Following a review by the government actuary and a series of consultations, the government will now bear “full risk” of costs related to unfunded legacy schemes, which includes civil servants, teachers and NHS staff.
The paper states: “The government believes this is the right approach to take in order to ensure the CCM is fairer to younger members who did not previously have access, or had access for a shorter time, to the legacy schemes,” the paper said.
A legal challenge of the 2015 reforms resulted in a ruling that said they discriminate against younger scheme members in what is known as the McCloud judgment.
In response, the government introduced reformed schemes that would deal with the discrimination while offering members the choice of terms for their benefits accrued between 2015 and 2022 to be paid under.

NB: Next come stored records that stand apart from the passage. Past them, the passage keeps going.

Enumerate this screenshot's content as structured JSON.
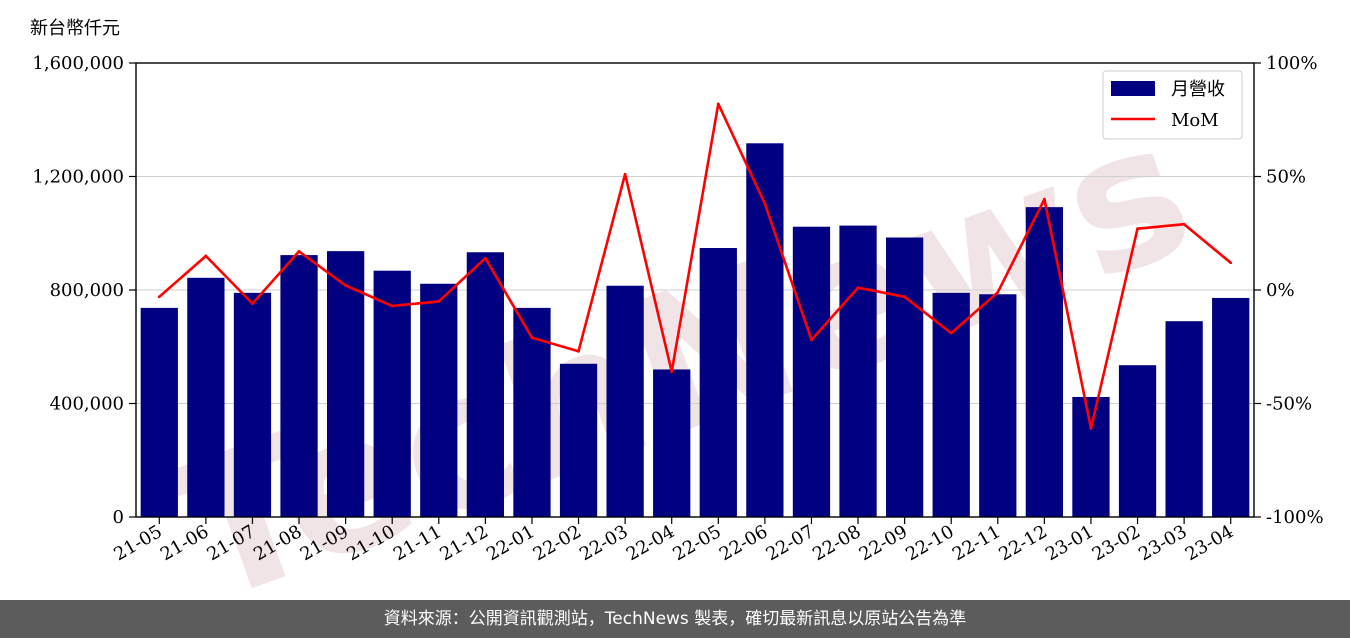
{
  "chart_data": {
    "type": "bar",
    "ylabel": "新台幣仟元",
    "categories": [
      "21-05",
      "21-06",
      "21-07",
      "21-08",
      "21-09",
      "21-10",
      "21-11",
      "21-12",
      "22-01",
      "22-02",
      "22-03",
      "22-04",
      "22-05",
      "22-06",
      "22-07",
      "22-08",
      "22-09",
      "22-10",
      "22-11",
      "22-12",
      "23-01",
      "23-02",
      "23-03",
      "23-04"
    ],
    "series": [
      {
        "name": "月營收",
        "type": "bar",
        "axis": "left",
        "color": "#000080",
        "values": [
          737000,
          843000,
          790000,
          923000,
          937000,
          868000,
          822000,
          933000,
          737000,
          540000,
          815000,
          520000,
          948000,
          1317000,
          1023000,
          1027000,
          985000,
          790000,
          785000,
          1092000,
          423000,
          535000,
          690000,
          772000
        ]
      },
      {
        "name": "MoM",
        "type": "line",
        "axis": "right",
        "color": "#ff0000",
        "values": [
          -3,
          15,
          -6,
          17,
          2,
          -7,
          -5,
          14,
          -21,
          -27,
          51,
          -36,
          82,
          38,
          -22,
          1,
          -3,
          -19,
          -1,
          40,
          -61,
          27,
          29,
          12
        ]
      }
    ],
    "ylim": [
      0,
      1600000
    ],
    "y2lim": [
      -100,
      100
    ],
    "yticks": [
      "0",
      "400,000",
      "800,000",
      "1,200,000",
      "1,600,000"
    ],
    "y2ticks": [
      "-100%",
      "-50%",
      "0%",
      "50%",
      "100%"
    ],
    "grid": "horizontal",
    "legend_position": "top-right"
  },
  "watermark": "TechNews",
  "footer": {
    "text": "資料來源：公開資訊觀測站，TechNews 製表，確切最新訊息以原站公告為準"
  }
}
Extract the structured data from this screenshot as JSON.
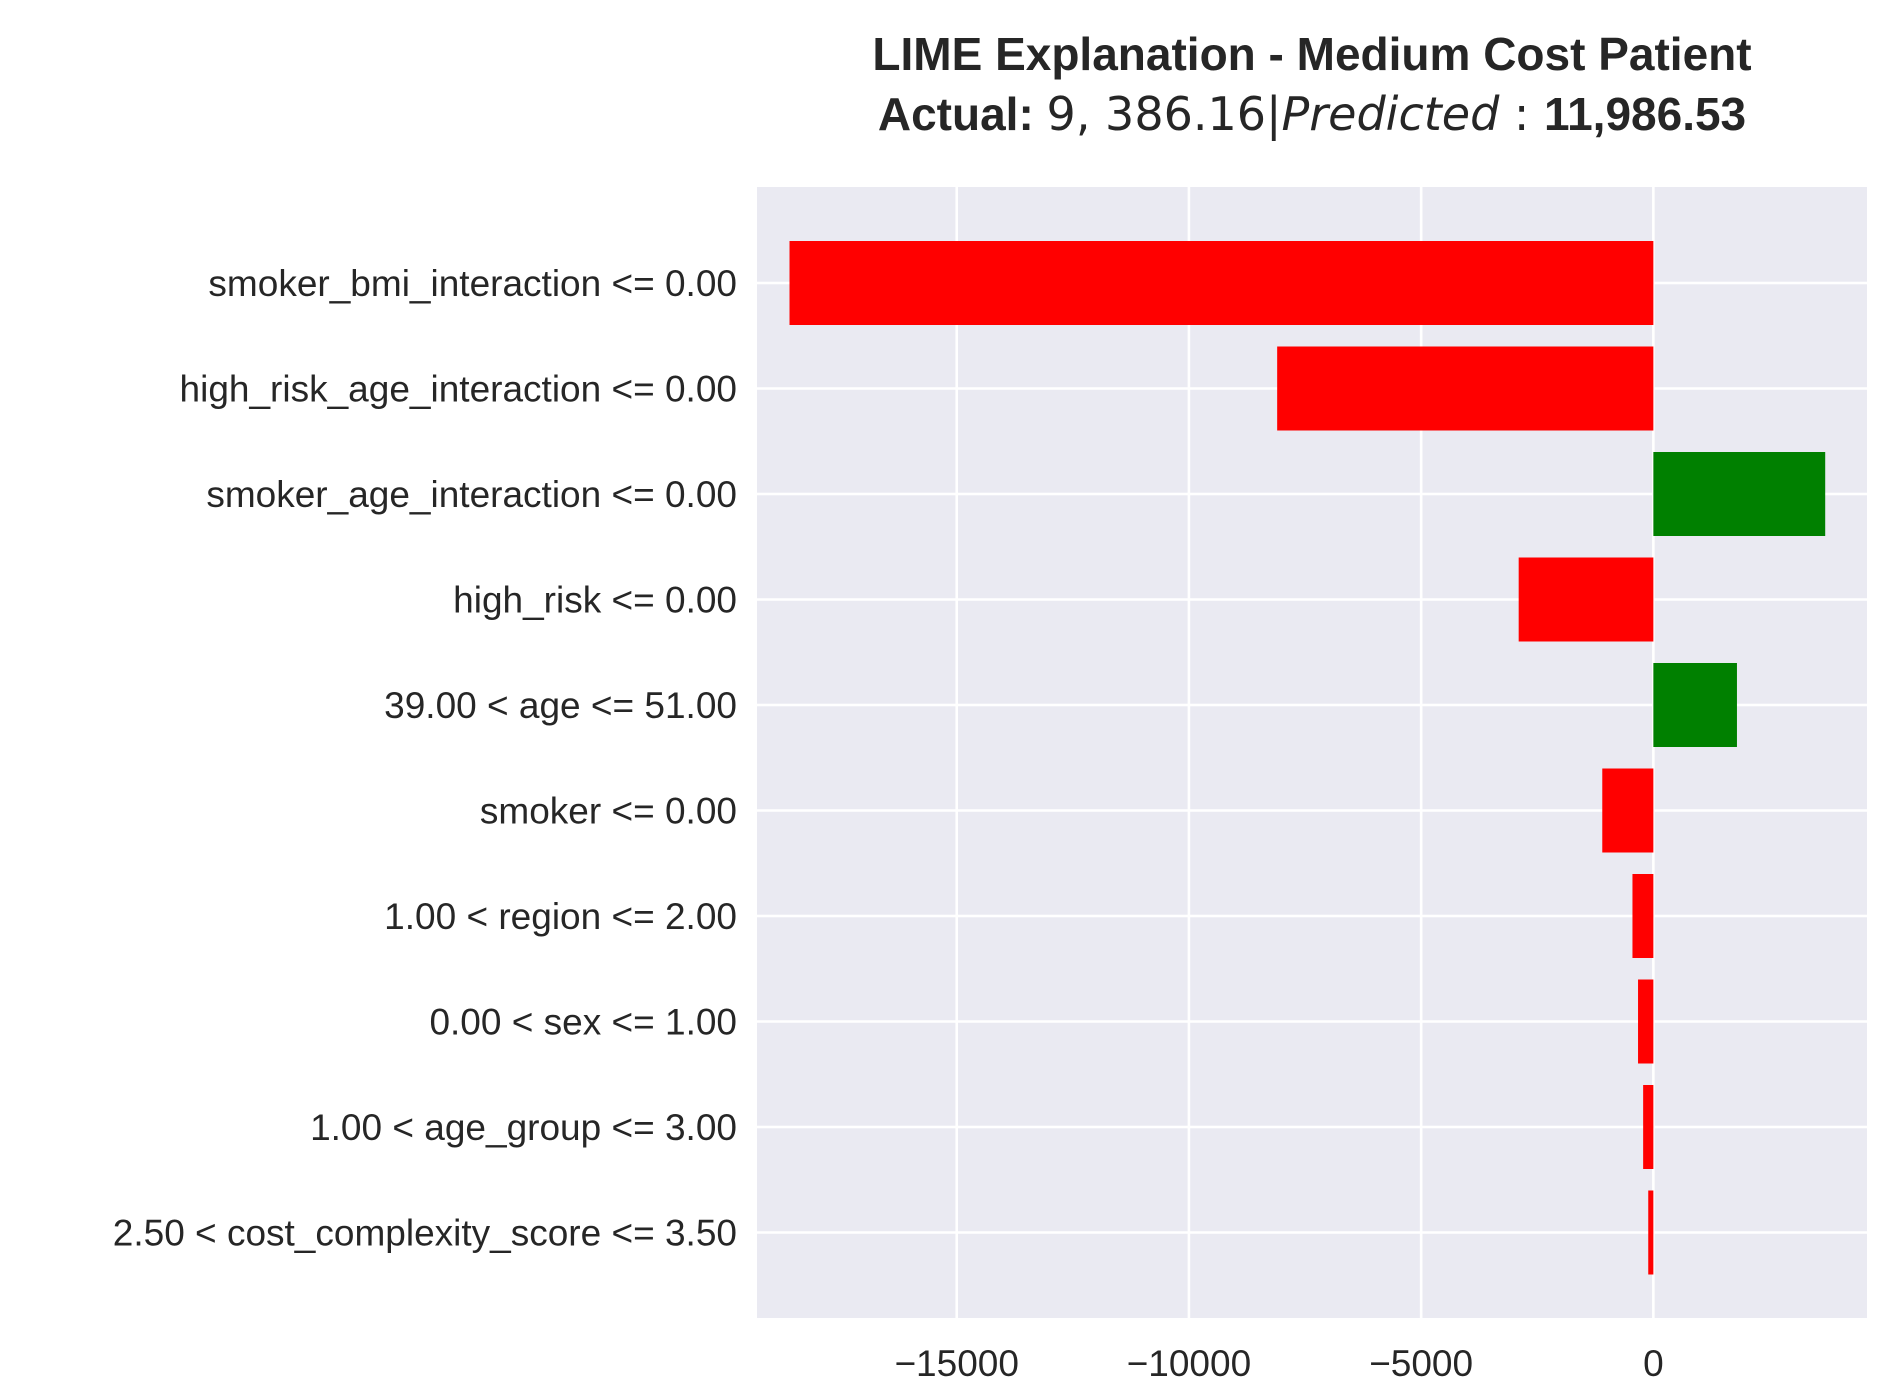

Chief Secretary to the Treasury, John Glen, stated in a written ministerial statement published with the paper: “This will lead to a more stable CCM and ensure consistency between the set of benefits being assessed and the set of benefits potentially being adjusted, thereby ensuring fairness for both taxpayers and scheme members.”
The cost of the reforms was estimated to be at least £17 billion in 2021. Unions have called for member contributions to be reduced as their members overpaid following the 2016 valuation which they claim overstated the cost of future public service pensions.
Mark Serwotka, the general secretary of civil service union PCS, said: “The 2016 valuations showed that future public service pensions cost have been exaggerated.
“The real determinants are pay levels and life expectancy, both of which point to reducing and not increasing future liabilities, which is why we believe our members have been overpaying for years and should have their money back.”